My Morning Jacket hail from the city of Louisville, Kentucky, an odd metro-suburban mix of stark industry and fine thoroughbreds and rock and roll fevers. "It's a place with no labels," James says. "It's not the South, it's not Chicago, and you don't think of it as you think of New York or LA. It has some Southern romanticism to it, but also a Northern progressivism, this weird urban island in the middle of the state of Kentucky that has always provided a fertile, often dark, bed. For us, Louisville and the surrounding areas are the center of massive creativity and massive weirdness. The place has its flaws: You move away, but you're always going to come back."

For their 'Z' sessions, My Morning Jacket did indeed, for the first time, move away. Instead of making music as was their custom in the country outside Louisville, they traveled to upstate New York's Allaire Studios. "We find our bearings more in a rural, removed setting," Hallahan says. "Allaire was the perfect answer to that, being isolated on a Catskills mountain." And so everything started to click with regard to the unique Louisville soul music that began to flow through the band. "Before, we had some unexpressed anger and frustration," says Two-Tone Tommy. "Now we had figured out it doesn't always have to be that way. Now we could celebrate that things were changing."

'Z' is a 10-song collection that encompasses carefully wrought ballads such as "Wordless Chorus" and "Knot Comes Loose," multi-genre jams such as "Off the Record," silvery country-soul such as "Lay Low," and high-energy rockers such as "Anytime" and "What a Wonderful Man." Deliberately, emotionally, majestically, the collection concludes with "Dondante," a seven-minute piece that weaves together several singular Louisville-like blends of creativity and engagement, blues and elations. "Most of the songs," Broemel says, "are based on the sound of Jim's voice." Uncommonly passionate and blooming, it's the sound of someone who, in Leckie's words, "is always singing a duet with his reverb, which is the sixth member of the band." Broemel continues: "But I think we were also looking more rhythmically for ideas as the core of the songs, and maybe not having huge guitars on every song."

For James, the music on 'Z' continues My Morning Jacket's earliest goals.

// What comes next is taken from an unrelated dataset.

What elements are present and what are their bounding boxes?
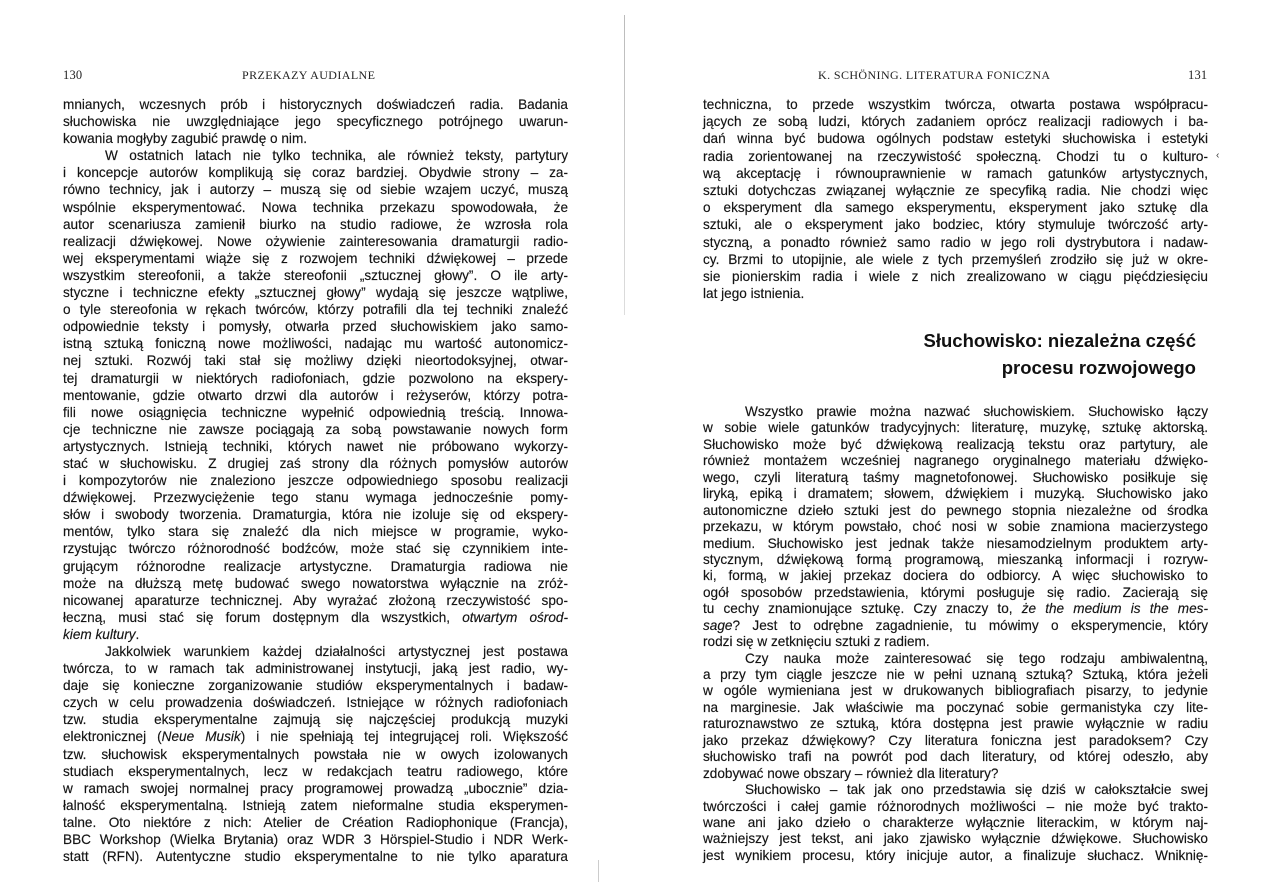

"I've always wanted the music -- the rhythms, the strings, the guitar solos, everything -- to be just as important as the words. I've never wanted one thing to be the most important ingredient. I like to think of the band as something that's not really about any one person or any one thing. It's just this weird cloud that is all-encompassing in terms of what we all do to it."

The deep mysteries of this music -- of sadness and happiness, of despondency and uplift, of Louisville, of reverb -- extend far into the past, Leckie thinks. "It's only in the last 100 years that we've had recorded music," he says. "Before that, the only time you experienced music was when it was a cloud, when it was in the present. Once it was finished being played, the music was gone, like a cloud. My Morning Jacket retains some of that pre-recorded vibe. 'What a Wonderful Man' is like an explosion; 'Into the Woods' is like a mist; 'Anytime' is like a fast-moving cloud; 'Gideon' is a cloud that builds up. 'Dondante' is like a series of clouds above a requiem."

And 'Z' is, of course, for My Morning Jacket, not the end of the story.